Des troupes s'entraînent au combat en zone urbaine, au Soviet Camp (AP/B2)

Communiquer

La technique française 

Une fois un plan de mission établi, tout le monde doit rester sur la même longueur d’onde. 

Les Français ont choisi comme option d’intégrer un officier de liaison au centre opérationnel du battlegroup, qui est britannique, pour faire la liaison avec l’unité française. Son rôle est autant de faire redescendre la situation tactique à l’unité Française, que dans l’autre sens au bénéfice des Britanniques. 

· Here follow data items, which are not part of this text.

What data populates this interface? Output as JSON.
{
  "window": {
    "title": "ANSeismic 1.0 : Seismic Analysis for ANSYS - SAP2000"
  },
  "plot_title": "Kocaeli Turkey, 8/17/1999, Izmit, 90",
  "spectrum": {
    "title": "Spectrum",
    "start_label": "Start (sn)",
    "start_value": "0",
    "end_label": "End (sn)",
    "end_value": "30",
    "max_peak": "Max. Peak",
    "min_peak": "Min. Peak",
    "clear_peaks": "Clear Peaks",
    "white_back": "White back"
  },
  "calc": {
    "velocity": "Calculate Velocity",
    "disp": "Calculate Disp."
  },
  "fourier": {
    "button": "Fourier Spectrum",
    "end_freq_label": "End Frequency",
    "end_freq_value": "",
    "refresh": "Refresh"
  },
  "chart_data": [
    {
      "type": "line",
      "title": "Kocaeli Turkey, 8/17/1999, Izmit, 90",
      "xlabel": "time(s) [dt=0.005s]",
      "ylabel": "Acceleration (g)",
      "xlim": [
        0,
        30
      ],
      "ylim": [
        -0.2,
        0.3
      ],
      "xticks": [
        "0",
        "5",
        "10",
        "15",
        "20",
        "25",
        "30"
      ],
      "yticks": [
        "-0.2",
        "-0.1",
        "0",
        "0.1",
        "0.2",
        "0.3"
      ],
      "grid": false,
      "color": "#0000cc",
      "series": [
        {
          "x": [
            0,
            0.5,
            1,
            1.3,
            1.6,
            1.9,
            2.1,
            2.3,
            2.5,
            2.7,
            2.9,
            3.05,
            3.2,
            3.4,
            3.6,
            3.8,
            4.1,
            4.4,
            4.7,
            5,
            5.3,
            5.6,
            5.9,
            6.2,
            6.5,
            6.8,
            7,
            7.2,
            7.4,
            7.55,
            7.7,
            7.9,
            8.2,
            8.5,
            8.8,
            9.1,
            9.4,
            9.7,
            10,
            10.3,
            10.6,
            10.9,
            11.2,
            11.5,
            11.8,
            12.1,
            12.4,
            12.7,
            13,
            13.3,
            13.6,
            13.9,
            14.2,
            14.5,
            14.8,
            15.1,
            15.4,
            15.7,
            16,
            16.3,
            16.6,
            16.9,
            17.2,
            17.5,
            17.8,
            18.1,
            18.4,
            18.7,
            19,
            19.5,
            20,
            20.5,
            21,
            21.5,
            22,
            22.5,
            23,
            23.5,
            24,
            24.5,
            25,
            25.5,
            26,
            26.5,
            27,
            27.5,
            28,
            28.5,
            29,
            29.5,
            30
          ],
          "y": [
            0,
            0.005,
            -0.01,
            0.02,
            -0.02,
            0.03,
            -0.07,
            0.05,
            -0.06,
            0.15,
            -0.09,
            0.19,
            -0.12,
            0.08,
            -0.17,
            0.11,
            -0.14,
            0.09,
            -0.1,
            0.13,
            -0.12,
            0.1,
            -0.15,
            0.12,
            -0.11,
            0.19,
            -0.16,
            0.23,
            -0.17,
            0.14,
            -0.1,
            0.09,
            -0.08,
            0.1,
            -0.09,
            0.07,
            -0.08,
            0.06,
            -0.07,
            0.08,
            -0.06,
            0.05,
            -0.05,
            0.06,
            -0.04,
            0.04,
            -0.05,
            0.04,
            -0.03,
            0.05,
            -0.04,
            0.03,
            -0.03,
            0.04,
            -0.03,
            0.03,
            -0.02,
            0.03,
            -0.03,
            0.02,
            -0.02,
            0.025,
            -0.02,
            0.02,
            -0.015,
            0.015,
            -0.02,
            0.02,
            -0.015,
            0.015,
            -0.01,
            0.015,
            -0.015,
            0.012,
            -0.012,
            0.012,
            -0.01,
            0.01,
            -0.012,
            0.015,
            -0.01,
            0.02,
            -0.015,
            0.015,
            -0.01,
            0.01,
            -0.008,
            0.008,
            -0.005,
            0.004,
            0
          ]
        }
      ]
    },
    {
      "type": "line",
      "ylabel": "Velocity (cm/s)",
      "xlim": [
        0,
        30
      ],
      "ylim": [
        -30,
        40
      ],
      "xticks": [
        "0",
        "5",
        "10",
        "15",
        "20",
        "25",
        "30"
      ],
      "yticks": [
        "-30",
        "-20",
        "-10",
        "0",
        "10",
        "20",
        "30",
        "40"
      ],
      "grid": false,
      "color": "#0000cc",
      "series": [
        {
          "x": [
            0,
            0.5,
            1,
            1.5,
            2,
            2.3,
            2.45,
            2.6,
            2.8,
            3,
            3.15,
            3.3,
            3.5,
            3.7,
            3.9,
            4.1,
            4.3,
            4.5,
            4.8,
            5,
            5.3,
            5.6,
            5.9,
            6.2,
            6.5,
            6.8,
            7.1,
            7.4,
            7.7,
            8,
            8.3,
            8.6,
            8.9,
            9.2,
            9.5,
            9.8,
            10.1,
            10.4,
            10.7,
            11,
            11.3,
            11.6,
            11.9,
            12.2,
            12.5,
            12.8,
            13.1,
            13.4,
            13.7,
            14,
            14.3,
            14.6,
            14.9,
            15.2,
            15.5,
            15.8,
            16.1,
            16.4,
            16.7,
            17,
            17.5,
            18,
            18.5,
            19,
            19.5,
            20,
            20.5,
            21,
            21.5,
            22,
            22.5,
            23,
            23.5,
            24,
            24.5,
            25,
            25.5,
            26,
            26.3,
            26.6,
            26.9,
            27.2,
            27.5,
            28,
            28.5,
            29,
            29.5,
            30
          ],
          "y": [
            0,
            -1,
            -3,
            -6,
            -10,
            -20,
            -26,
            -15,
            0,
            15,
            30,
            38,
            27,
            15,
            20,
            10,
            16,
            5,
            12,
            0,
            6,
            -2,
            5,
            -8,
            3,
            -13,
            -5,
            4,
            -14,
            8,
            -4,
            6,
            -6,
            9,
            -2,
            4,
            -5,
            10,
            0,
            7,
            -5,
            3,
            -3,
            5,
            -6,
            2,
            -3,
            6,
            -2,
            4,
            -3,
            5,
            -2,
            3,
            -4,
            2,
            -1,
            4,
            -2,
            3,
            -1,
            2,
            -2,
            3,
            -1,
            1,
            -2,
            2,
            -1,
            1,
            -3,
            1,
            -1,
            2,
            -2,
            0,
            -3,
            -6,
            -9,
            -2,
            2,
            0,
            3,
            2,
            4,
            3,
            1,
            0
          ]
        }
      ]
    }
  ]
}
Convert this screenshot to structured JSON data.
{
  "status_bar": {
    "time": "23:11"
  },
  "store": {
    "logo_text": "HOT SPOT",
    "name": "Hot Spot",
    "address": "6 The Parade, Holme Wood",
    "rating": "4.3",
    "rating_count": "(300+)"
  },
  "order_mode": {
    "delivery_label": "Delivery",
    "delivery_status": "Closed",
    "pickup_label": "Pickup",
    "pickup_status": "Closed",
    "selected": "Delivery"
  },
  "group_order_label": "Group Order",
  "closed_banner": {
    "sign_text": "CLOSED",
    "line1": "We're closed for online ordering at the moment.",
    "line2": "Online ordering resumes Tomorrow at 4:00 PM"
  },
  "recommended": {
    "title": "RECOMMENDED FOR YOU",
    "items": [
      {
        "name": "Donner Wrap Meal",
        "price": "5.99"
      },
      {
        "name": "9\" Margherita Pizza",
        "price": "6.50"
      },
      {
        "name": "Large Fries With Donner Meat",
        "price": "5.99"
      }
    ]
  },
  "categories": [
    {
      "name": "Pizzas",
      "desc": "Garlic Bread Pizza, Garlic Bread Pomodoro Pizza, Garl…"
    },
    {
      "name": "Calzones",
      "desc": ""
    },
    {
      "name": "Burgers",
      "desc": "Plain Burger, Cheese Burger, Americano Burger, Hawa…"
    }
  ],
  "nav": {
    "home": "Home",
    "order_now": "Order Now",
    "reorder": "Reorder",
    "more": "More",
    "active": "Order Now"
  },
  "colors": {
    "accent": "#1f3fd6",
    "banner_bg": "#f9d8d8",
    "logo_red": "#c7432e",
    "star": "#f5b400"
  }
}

Une autre option aurait pu être de s’intégrer au réseau radio britannique. Mais c’est trop difficile à mettre en oeuvre pour les Français, expliquent-ils : il faut comprendre l’anglais, puis l’ordre en lui-même notamment. « Déjà que à la radio en français on comprend un mot sur deux… » En plus, c’est que les Britanniques ne leur facilitent pas la tâche. « Ils utilisent beaucoup d’acronymes », par exemple « bpt » ou « fpol ». On traduit gentiment pour nous, aussi perdus que les Français ont dû l’être la première fois : « be prepared to » et « foreign passage of line ». « Ah ben oui quand on vous le dit comme ça, de suite, ca prend plus de sens », rigole notre interlocuteur. À chaque nouvelle rotation de la mission Lynx, s’allonge donc la liste des acronymes et définitions à apprendre pour les nouveaux.

Chacun son style !

Se connecter au système de radio britannique, c’est pourtant la technique privilégiée par les Danois. Zylle explique à B2 avoir bien essayé avec un officier de liaison britannique à ses côtés, mais ça n’a pas fonctionné. Il demandait aux Britanniques s’il « pouvait avoir » (ask for) une information au lieu de la « demander » (request) ! Alors on lui répondait 'Non'. « Mais, nous, on en a besoin de l’information ! » Ce jour là, le Danois est tranquillement installé sur une table de la salle de repos. Mais quand il raconte, il est visiblement encore choqué et frustré. Pour aller plus vite et éviter ce genre de problème de politesse, exit l’officier de liaison, place à la radio directe. Il est encore surpris quand B2 lui apprend que les Français, eux, préfèrent leur officier de liaison.

L’anglais, mais pas que

Visiblement, sur la base de Tapa, c’est l’anglais qui est utilisé pour communiquer. Cela dit, tout le monde apprend quelques mots dans la langue de ses collègues. En cas d’urgence. « Quelqu’un de stressé utilisera peut être le mot dans sa langue maternelle. Il faut donc apprendre quelques mots en Français au cas où » explique Zylle.